Deciding to try the bronze door, as well as the pattern that they have had success with regarding bronze doors, the party opened it. What the party saw confused them: a 20 ft by 20 ft room with a door on each wall centered. Each door was bronze. Party members tried to go in one at a time, and seen by the party members remaining outside. Each party member seemed unable to bump into another but each one seemed to be seeing a different thing and unaware of one another or those still outside the room. After a lot of trial and error, the party members managed to get a door to appear for each of them.
The party members each walked through their door, with some members being reunited, while others were separated. The sorceress, Alanna, The gnome wizard, and the dwarven spicy cleric all found themselves back inside the room with the cabinets and dioramas. The paladin found himself inside what appeared to be a strange armory. The rogue/blood hunter and artificer found themselves in a strange room with cabinets.

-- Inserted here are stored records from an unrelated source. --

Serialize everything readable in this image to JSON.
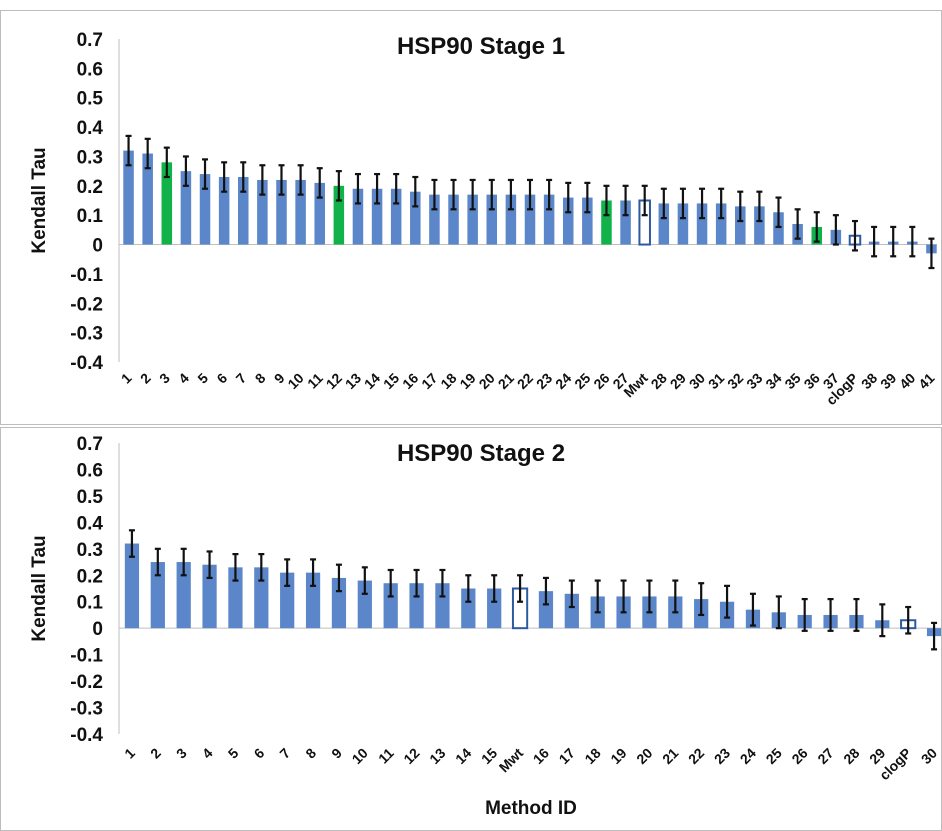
{
  "chart_data": [
    {
      "type": "bar",
      "title": "HSP90 Stage 1",
      "ylabel": "Kendall Tau",
      "xlabel": "",
      "ylim": [
        -0.4,
        0.7
      ],
      "yticks": [
        "0.7",
        "0.6",
        "0.5",
        "0.4",
        "0.3",
        "0.2",
        "0.1",
        "0",
        "-0.1",
        "-0.2",
        "-0.3",
        "-0.4"
      ],
      "categories": [
        "1",
        "2",
        "3",
        "4",
        "5",
        "6",
        "7",
        "8",
        "9",
        "10",
        "11",
        "12",
        "13",
        "14",
        "15",
        "16",
        "17",
        "18",
        "19",
        "20",
        "21",
        "22",
        "23",
        "24",
        "25",
        "26",
        "27",
        "Mwt",
        "28",
        "29",
        "30",
        "31",
        "32",
        "33",
        "34",
        "35",
        "36",
        "37",
        "clogP",
        "38",
        "39",
        "40",
        "41"
      ],
      "values": [
        0.32,
        0.31,
        0.28,
        0.25,
        0.24,
        0.23,
        0.23,
        0.22,
        0.22,
        0.22,
        0.21,
        0.2,
        0.19,
        0.19,
        0.19,
        0.18,
        0.17,
        0.17,
        0.17,
        0.17,
        0.17,
        0.17,
        0.17,
        0.16,
        0.16,
        0.15,
        0.15,
        0.15,
        0.14,
        0.14,
        0.14,
        0.14,
        0.13,
        0.13,
        0.11,
        0.07,
        0.06,
        0.05,
        0.03,
        0.01,
        0.01,
        0.01,
        -0.03
      ],
      "errors": [
        0.05,
        0.05,
        0.05,
        0.05,
        0.05,
        0.05,
        0.05,
        0.05,
        0.05,
        0.05,
        0.05,
        0.05,
        0.05,
        0.05,
        0.05,
        0.05,
        0.05,
        0.05,
        0.05,
        0.05,
        0.05,
        0.05,
        0.05,
        0.05,
        0.05,
        0.05,
        0.05,
        0.05,
        0.05,
        0.05,
        0.05,
        0.05,
        0.05,
        0.05,
        0.05,
        0.05,
        0.05,
        0.05,
        0.05,
        0.05,
        0.05,
        0.05,
        0.05
      ],
      "bar_styles": [
        "blue",
        "blue",
        "green",
        "blue",
        "blue",
        "blue",
        "blue",
        "blue",
        "blue",
        "blue",
        "blue",
        "green",
        "blue",
        "blue",
        "blue",
        "blue",
        "blue",
        "blue",
        "blue",
        "blue",
        "blue",
        "blue",
        "blue",
        "blue",
        "blue",
        "green",
        "blue",
        "hollow",
        "blue",
        "blue",
        "blue",
        "blue",
        "blue",
        "blue",
        "blue",
        "blue",
        "green",
        "blue",
        "hollow",
        "blue",
        "blue",
        "blue",
        "blue"
      ],
      "colors": {
        "blue": "#5b86c9",
        "green": "#12b24a",
        "hollow": "#ffffff",
        "hollow_edge": "#2d5a9e",
        "error": "#111111"
      },
      "grid": false,
      "legend": "none"
    },
    {
      "type": "bar",
      "title": "HSP90 Stage 2",
      "ylabel": "Kendall Tau",
      "xlabel": "Method ID",
      "ylim": [
        -0.4,
        0.7
      ],
      "yticks": [
        "0.7",
        "0.6",
        "0.5",
        "0.4",
        "0.3",
        "0.2",
        "0.1",
        "0",
        "-0.1",
        "-0.2",
        "-0.3",
        "-0.4"
      ],
      "categories": [
        "1",
        "2",
        "3",
        "4",
        "5",
        "6",
        "7",
        "8",
        "9",
        "10",
        "11",
        "12",
        "13",
        "14",
        "15",
        "Mwt",
        "16",
        "17",
        "18",
        "19",
        "20",
        "21",
        "22",
        "23",
        "24",
        "25",
        "26",
        "27",
        "28",
        "29",
        "clogP",
        "30"
      ],
      "values": [
        0.32,
        0.25,
        0.25,
        0.24,
        0.23,
        0.23,
        0.21,
        0.21,
        0.19,
        0.18,
        0.17,
        0.17,
        0.17,
        0.15,
        0.15,
        0.15,
        0.14,
        0.13,
        0.12,
        0.12,
        0.12,
        0.12,
        0.11,
        0.1,
        0.07,
        0.06,
        0.05,
        0.05,
        0.05,
        0.03,
        0.03,
        -0.03
      ],
      "errors": [
        0.05,
        0.05,
        0.05,
        0.05,
        0.05,
        0.05,
        0.05,
        0.05,
        0.05,
        0.05,
        0.05,
        0.05,
        0.05,
        0.05,
        0.05,
        0.05,
        0.05,
        0.05,
        0.06,
        0.06,
        0.06,
        0.06,
        0.06,
        0.06,
        0.06,
        0.06,
        0.06,
        0.06,
        0.06,
        0.06,
        0.05,
        0.05
      ],
      "bar_styles": [
        "blue",
        "blue",
        "blue",
        "blue",
        "blue",
        "blue",
        "blue",
        "blue",
        "blue",
        "blue",
        "blue",
        "blue",
        "blue",
        "blue",
        "blue",
        "hollow",
        "blue",
        "blue",
        "blue",
        "blue",
        "blue",
        "blue",
        "blue",
        "blue",
        "blue",
        "blue",
        "blue",
        "blue",
        "blue",
        "blue",
        "hollow",
        "blue"
      ],
      "colors": {
        "blue": "#5b86c9",
        "green": "#12b24a",
        "hollow": "#ffffff",
        "hollow_edge": "#2d5a9e",
        "error": "#111111"
      },
      "grid": false,
      "legend": "none"
    }
  ]
}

The artificer, deciding that enough was enough, decided to make a mess of the contents of the cabinets in order to summon Baba Yaga. He and the bloodhunter/rogue were unfortunate in getting her attention, being transported to her prison after cleaning up the mess the artificer made.

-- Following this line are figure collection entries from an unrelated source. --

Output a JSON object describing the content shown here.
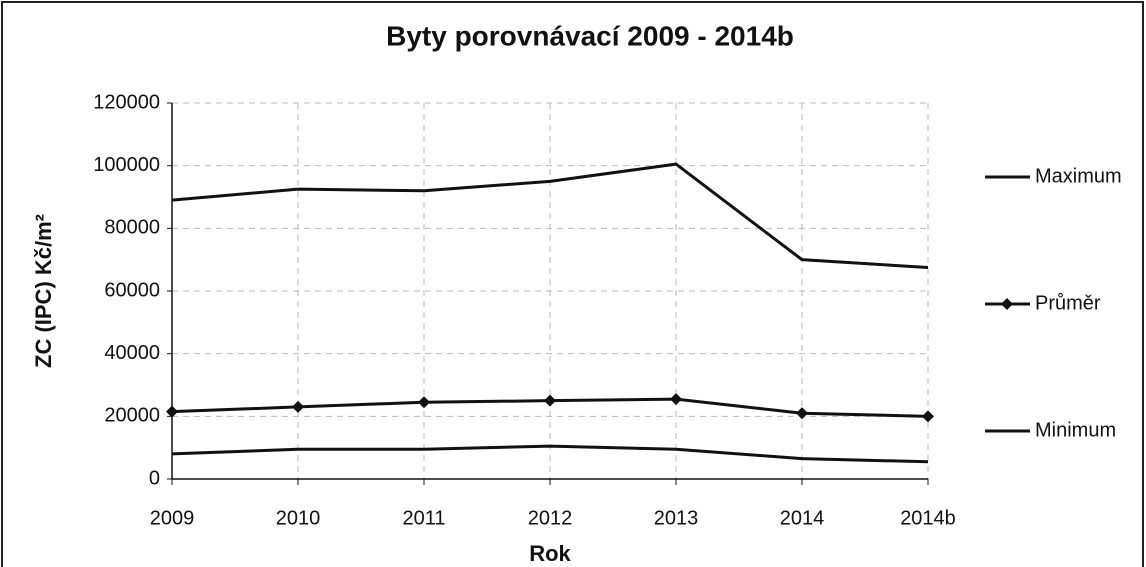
{
  "chart_data": {
    "type": "line",
    "title": "Byty porovnávací 2009 - 2014b",
    "x_label": "Rok",
    "y_label": "ZC (IPC) Kč/m²",
    "categories": [
      "2009",
      "2010",
      "2011",
      "2012",
      "2013",
      "2014",
      "2014b"
    ],
    "series": [
      {
        "name": "Maximum",
        "color": "#111111",
        "marker": null,
        "values": [
          89000,
          92500,
          92000,
          95000,
          100500,
          70000,
          67500
        ]
      },
      {
        "name": "Průměr",
        "color": "#111111",
        "marker": "diamond",
        "values": [
          21500,
          23000,
          24500,
          25000,
          25500,
          21000,
          20000
        ]
      },
      {
        "name": "Minimum",
        "color": "#111111",
        "marker": null,
        "values": [
          8000,
          9500,
          9500,
          10500,
          9500,
          6500,
          5500
        ]
      }
    ],
    "ylim": [
      0,
      120000
    ],
    "yticks": [
      0,
      20000,
      40000,
      60000,
      80000,
      100000,
      120000
    ],
    "grid": true,
    "legend": "right"
  }
}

The paladin, seeing nothing else to do and refusing to steal from Baba Yaga, crossed the room and walked up the stairs which somehow led back to the laboratory!After an attempt to open one cabinet ended in an encounter with a rat infected with vampirism, the ladies of the party called out again for “Grandmother” with her answering this time. Some serious negotiations ensued, with Alanna realizing her plight. She turned to Gram-Gram and said, face deadpan, “I will never forget you,” and agreeing to be Baba Yaga’s servant for two years.

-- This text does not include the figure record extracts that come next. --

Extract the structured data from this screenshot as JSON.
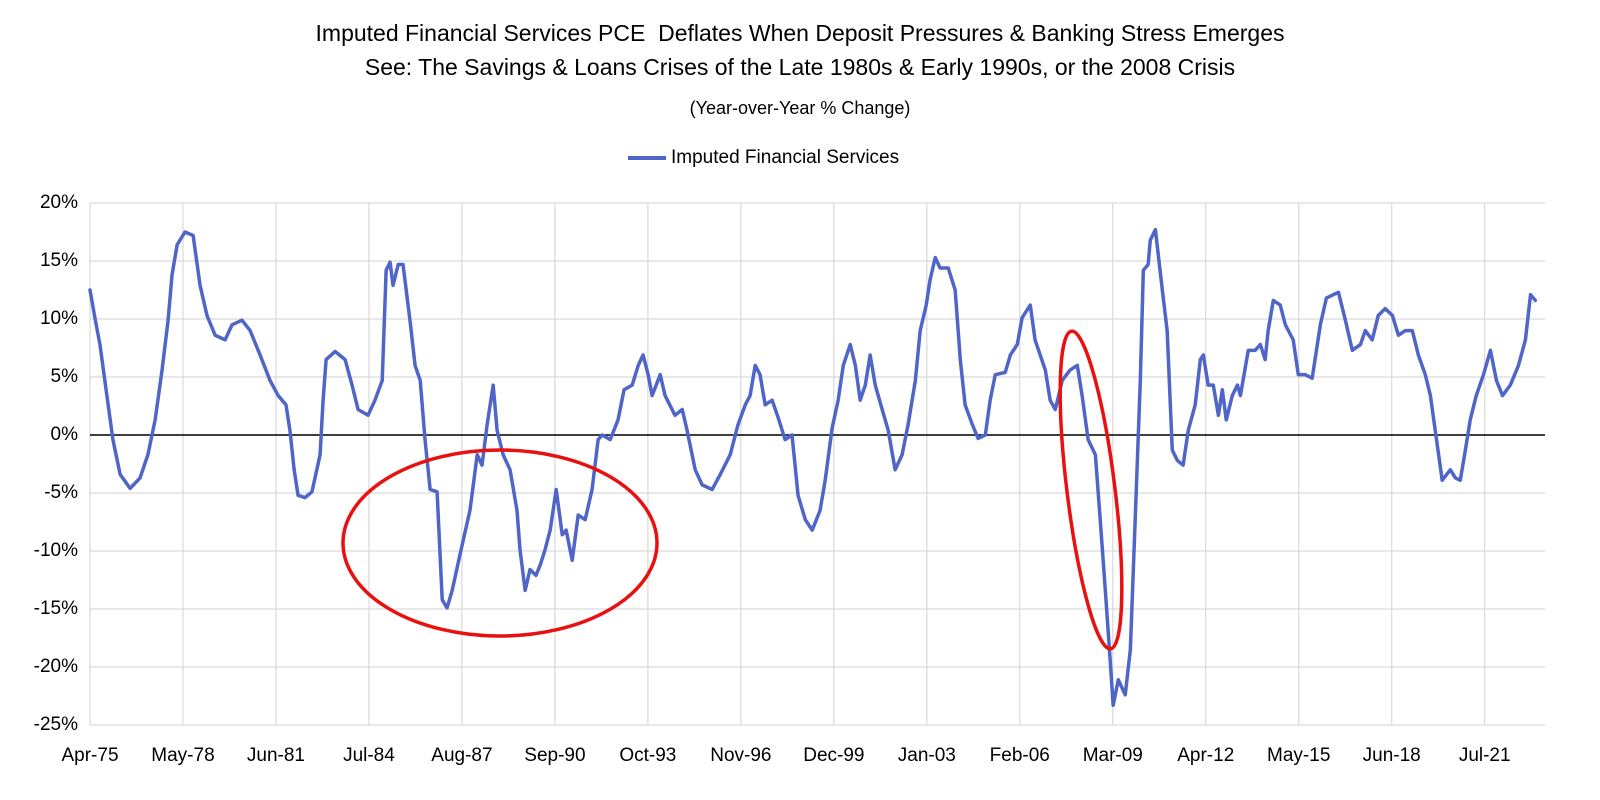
{
  "chart_data": {
    "type": "line",
    "title": "Imputed Financial Services PCE  Deflates When Deposit Pressures & Banking Stress Emerges",
    "title_line2": "See: The Savings & Loans Crises of the Late 1980s & Early 1990s, or the 2008 Crisis",
    "subtitle": "(Year-over-Year % Change)",
    "legend": "top",
    "grid": true,
    "xlim": [
      1975.25,
      2023.5
    ],
    "ylim": [
      -25,
      20
    ],
    "yticks": [
      {
        "value": 20,
        "label": "20%"
      },
      {
        "value": 15,
        "label": "15%"
      },
      {
        "value": 10,
        "label": "10%"
      },
      {
        "value": 5,
        "label": "5%"
      },
      {
        "value": 0,
        "label": "0%"
      },
      {
        "value": -5,
        "label": "-5%"
      },
      {
        "value": -10,
        "label": "-10%"
      },
      {
        "value": -15,
        "label": "-15%"
      },
      {
        "value": -20,
        "label": "-20%"
      },
      {
        "value": -25,
        "label": "-25%"
      }
    ],
    "xticks": [
      {
        "value": 1975.25,
        "label": "Apr-75"
      },
      {
        "value": 1978.333,
        "label": "May-78"
      },
      {
        "value": 1981.417,
        "label": "Jun-81"
      },
      {
        "value": 1984.5,
        "label": "Jul-84"
      },
      {
        "value": 1987.583,
        "label": "Aug-87"
      },
      {
        "value": 1990.667,
        "label": "Sep-90"
      },
      {
        "value": 1993.75,
        "label": "Oct-93"
      },
      {
        "value": 1996.833,
        "label": "Nov-96"
      },
      {
        "value": 1999.917,
        "label": "Dec-99"
      },
      {
        "value": 2003.0,
        "label": "Jan-03"
      },
      {
        "value": 2006.083,
        "label": "Feb-06"
      },
      {
        "value": 2009.167,
        "label": "Mar-09"
      },
      {
        "value": 2012.25,
        "label": "Apr-12"
      },
      {
        "value": 2015.333,
        "label": "May-15"
      },
      {
        "value": 2018.417,
        "label": "Jun-18"
      },
      {
        "value": 2021.5,
        "label": "Jul-21"
      }
    ],
    "x": [
      1975.25,
      1975.42,
      1975.58,
      1975.81,
      1976.01,
      1976.25,
      1976.58,
      1976.91,
      1977.17,
      1977.41,
      1977.64,
      1977.84,
      1977.97,
      1978.14,
      1978.4,
      1978.67,
      1978.9,
      1979.13,
      1979.4,
      1979.73,
      1979.96,
      1980.29,
      1980.56,
      1980.89,
      1981.22,
      1981.49,
      1981.75,
      1981.88,
      1982.02,
      1982.15,
      1982.38,
      1982.61,
      1982.88,
      1982.98,
      1983.08,
      1983.38,
      1983.71,
      1983.94,
      1984.14,
      1984.47,
      1984.7,
      1984.94,
      1985.07,
      1985.2,
      1985.3,
      1985.47,
      1985.63,
      1985.86,
      1986.03,
      1986.2,
      1986.36,
      1986.53,
      1986.76,
      1986.93,
      1987.09,
      1987.26,
      1987.52,
      1987.85,
      1988.09,
      1988.25,
      1988.42,
      1988.62,
      1988.75,
      1988.95,
      1989.18,
      1989.41,
      1989.51,
      1989.68,
      1989.84,
      1990.04,
      1990.18,
      1990.34,
      1990.51,
      1990.71,
      1990.91,
      1991.04,
      1991.24,
      1991.44,
      1991.67,
      1991.9,
      1992.1,
      1992.23,
      1992.5,
      1992.76,
      1992.96,
      1993.23,
      1993.43,
      1993.59,
      1993.76,
      1993.89,
      1994.16,
      1994.32,
      1994.65,
      1994.89,
      1995.05,
      1995.32,
      1995.55,
      1995.88,
      1996.15,
      1996.48,
      1996.74,
      1996.98,
      1997.14,
      1997.31,
      1997.47,
      1997.64,
      1997.87,
      1998.07,
      1998.3,
      1998.53,
      1998.73,
      1998.97,
      1999.2,
      1999.46,
      1999.63,
      1999.86,
      2000.06,
      2000.23,
      2000.46,
      2000.63,
      2000.79,
      2000.96,
      2001.12,
      2001.29,
      2001.52,
      2001.72,
      2001.95,
      2002.18,
      2002.38,
      2002.62,
      2002.78,
      2002.98,
      2003.11,
      2003.28,
      2003.44,
      2003.71,
      2003.94,
      2004.11,
      2004.27,
      2004.51,
      2004.7,
      2004.94,
      2005.1,
      2005.27,
      2005.6,
      2005.77,
      2006.0,
      2006.16,
      2006.43,
      2006.59,
      2006.93,
      2007.09,
      2007.26,
      2007.49,
      2007.75,
      2007.99,
      2008.15,
      2008.35,
      2008.59,
      2008.75,
      2008.92,
      2009.08,
      2009.18,
      2009.35,
      2009.58,
      2009.75,
      2009.91,
      2010.08,
      2010.18,
      2010.34,
      2010.41,
      2010.58,
      2010.81,
      2010.97,
      2011.14,
      2011.31,
      2011.5,
      2011.67,
      2011.9,
      2012.07,
      2012.17,
      2012.33,
      2012.5,
      2012.67,
      2012.8,
      2012.93,
      2013.13,
      2013.3,
      2013.4,
      2013.66,
      2013.89,
      2014.06,
      2014.22,
      2014.32,
      2014.49,
      2014.72,
      2014.89,
      2015.15,
      2015.32,
      2015.55,
      2015.78,
      2016.05,
      2016.25,
      2016.48,
      2016.65,
      2016.88,
      2017.11,
      2017.38,
      2017.54,
      2017.77,
      2017.97,
      2018.2,
      2018.44,
      2018.64,
      2018.87,
      2019.1,
      2019.3,
      2019.53,
      2019.7,
      2019.86,
      2020.09,
      2020.36,
      2020.53,
      2020.69,
      2020.86,
      2021.02,
      2021.22,
      2021.46,
      2021.69,
      2021.89,
      2022.09,
      2022.35,
      2022.62,
      2022.85,
      2023.02,
      2023.18
    ],
    "series": [
      {
        "name": "Imputed Financial Services",
        "color": "#4f65c8",
        "values": [
          12.5,
          10,
          7.8,
          3.4,
          -0.4,
          -3.4,
          -4.6,
          -3.7,
          -1.7,
          1.3,
          5.6,
          9.9,
          13.8,
          16.4,
          17.5,
          17.2,
          12.9,
          10.3,
          8.6,
          8.2,
          9.5,
          9.9,
          9.0,
          6.9,
          4.7,
          3.4,
          2.6,
          0.4,
          -3.0,
          -5.2,
          -5.4,
          -4.9,
          -1.7,
          3.0,
          6.5,
          7.2,
          6.5,
          4.3,
          2.2,
          1.7,
          3.0,
          4.7,
          14.2,
          14.9,
          12.9,
          14.7,
          14.7,
          9.9,
          6.0,
          4.7,
          -0.4,
          -4.7,
          -4.9,
          -14.2,
          -14.9,
          -13.4,
          -10.3,
          -6.5,
          -1.7,
          -2.6,
          0.9,
          4.3,
          0.4,
          -1.7,
          -3.0,
          -6.5,
          -9.9,
          -13.4,
          -11.6,
          -12.1,
          -11.2,
          -9.9,
          -8.2,
          -4.7,
          -8.6,
          -8.2,
          -10.8,
          -6.9,
          -7.3,
          -4.7,
          -0.4,
          0,
          -0.4,
          1.3,
          3.9,
          4.3,
          6.0,
          6.9,
          5.2,
          3.4,
          5.2,
          3.4,
          1.7,
          2.2,
          0.4,
          -3.0,
          -4.3,
          -4.7,
          -3.4,
          -1.7,
          0.9,
          2.6,
          3.4,
          6.0,
          5.2,
          2.6,
          3.0,
          1.5,
          -0.4,
          0,
          -5.2,
          -7.3,
          -8.2,
          -6.5,
          -3.9,
          0.6,
          3.0,
          6.0,
          7.8,
          6.0,
          3.0,
          4.3,
          6.9,
          4.3,
          2.2,
          0.4,
          -3.0,
          -1.7,
          0.9,
          4.7,
          9.0,
          11.2,
          13.4,
          15.3,
          14.4,
          14.4,
          12.5,
          6.5,
          2.6,
          0.9,
          -0.3,
          0,
          3.0,
          5.2,
          5.4,
          6.9,
          7.8,
          10.1,
          11.2,
          8.2,
          5.6,
          3.0,
          2.2,
          4.7,
          5.6,
          6.0,
          3.4,
          -0.4,
          -1.7,
          -7.3,
          -13.4,
          -19.4,
          -23.3,
          -21.1,
          -22.4,
          -18.5,
          -7.3,
          4.7,
          14.2,
          14.7,
          16.8,
          17.7,
          12.5,
          9.0,
          -1.3,
          -2.2,
          -2.6,
          0.4,
          2.6,
          6.5,
          6.9,
          4.3,
          4.3,
          1.7,
          3.9,
          1.3,
          3.4,
          4.3,
          3.4,
          7.3,
          7.3,
          7.8,
          6.5,
          9.0,
          11.6,
          11.2,
          9.5,
          8.2,
          5.2,
          5.2,
          4.9,
          9.5,
          11.8,
          12.1,
          12.3,
          9.9,
          7.3,
          7.8,
          9.0,
          8.2,
          10.3,
          10.9,
          10.3,
          8.6,
          9.0,
          9.0,
          6.9,
          5.2,
          3.4,
          0.4,
          -3.9,
          -3.0,
          -3.7,
          -3.9,
          -1.3,
          1.3,
          3.4,
          5.2,
          7.3,
          4.7,
          3.4,
          4.3,
          6.0,
          8.2,
          12.1,
          11.6
        ]
      }
    ]
  }
}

Gram-Gram asked for the location of another cache, and was granted it: it is located in the area formerly known as “The Hollow,” a former Netherese city that was a precursor of the ancient floating Netherese cities.Securing the release of their companions, the party departed the hut, not knowing when or where they would see Baba Yaga again, but knowing that, in two years, Alana would be again delivered to that spot.
What will the party do now? Will they go after Connor on the Plane of Fire? Will they go after the next cache? Will they find out why mind-flayers are now involved? Join us next time to find out, dear readers!
Author’s Note: due to my health issues and at the insistence of my players, as well as due to the holiday coming up in the United States (Thanksgiving), there will be no update for this coming Sunday’s or Tuesday’s games. Instead, I will have another article for you, whether that be a miniature painting update, a DM story, or something of the like.